“You don’t need one,” he says, smoothly turning the car onto the strip.
“Don’t need one what?” I counter, spinning to face him.
“A job or an income. If you want one, then fine, but it won’t be as a cocktail waitress in a casino. I cannot have other men looking at you.”
I want to be pissed off, but I can’t bring myself to rise to it. “Fine, but my skillset is pretty limited since I dropped out of school to look after grandma.”
Dariy swings the car into the parking lot beneath the hotel. “Take each day as it comes. When you find you want a job, we can cross that bridge. Part of being your husband means that I look after you in every way. Not just in the bedroom.”
He parks in his space and turns to me.
“I should have been the one to propose.”
“I didn’t propose, not really. I just offered a solution to a problem you have.
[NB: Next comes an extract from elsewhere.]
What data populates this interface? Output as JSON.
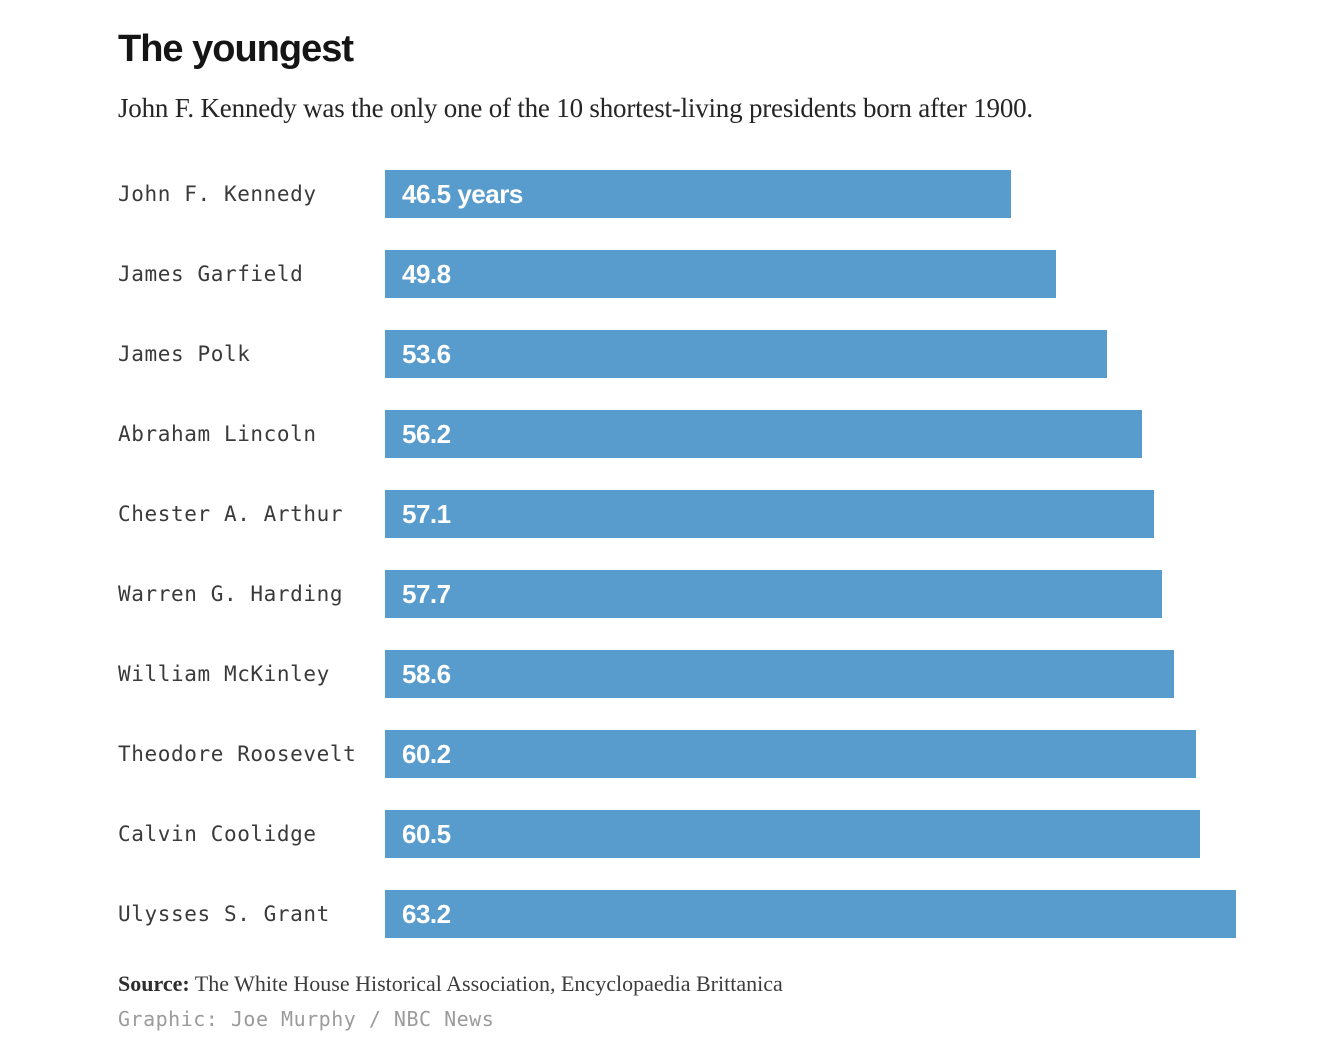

Helped you tie up the loose end that was me.” I tilt my shoulders and give him jazz hands in a bid to lighten the mood between us.
He shakes his head and gets out of the car, rounding it to open mine for me.
We ride up the elevator in silence, with me not knowing how to fill it since he looks so deep in thought.
The penthouse is bright, even in the fading late afternoon sun, and I immediately go through to the kitchen to make us coffee.
“I just need to see Adrik, update him on our situation.” He kisses me on the forehead before he leaves and the gesture leaves me silently stunned for a second.
No one has ever kissed me like that before. Like it could be the beginning of a habit born from tenderness and care.
I pour myself a coffee and sit on the sofa that faces the strip, watching as the lights brighten in the darkening sky.
Dariy
The elevator ride to the executive level feels longer than the one that carried Callie to my bed last night. My pulse doesn’t know what to do…speed up, slow down…like my entire circulatory system has been hijacked by a woman who I’ve only known for twenty-four hours.
I find Adrik alone in his office, reading numbers that decide the fate of men who don’t know they’ve already lost.
He doesn’t look up when he says, “You didn’t kill her. Did you at least put a baby in her belly.”
It is not a question.
“No, I didn’t kill her,” I answer, stepping in, shutting the door. “I can’t. But there has been a development.”
Now he lifts his gaze. Those ice-blue eyes not unlike mine, spark with something close to amusement.
“I’m going to marry her.”
Adrik sets his pen down with surgical precision. “You’ve known her for less than twenty-four hours, brother.”
I press my palms to the back of a chair, grounding myself. “Time doesn’t matter. What I feel—”
“Is exactly what I felt for Jasmine.” His voice isn’t mocking. Just tired. A man who remembers fighting the same madnessnot that long ago, and now goes home every night to her warming his bed.
“If you want to marry her,” he continues, “make it so no one, not even the bratva, can question it. You put your ring on her finger and put your child in her belly. That’s the only reality our world offers to women not born into it.”
I nod once. It’s already decided. “I’ll take care of the first part immediately.”
“And the second?” he asks, one brow rising. He already knows the answer.
“Will happen soon. And there’s no hardship in the trying.”
Adrik smirks and shakes his head. “I’m happy you found someone, Dariy, even if the circumstances were less than favourable.”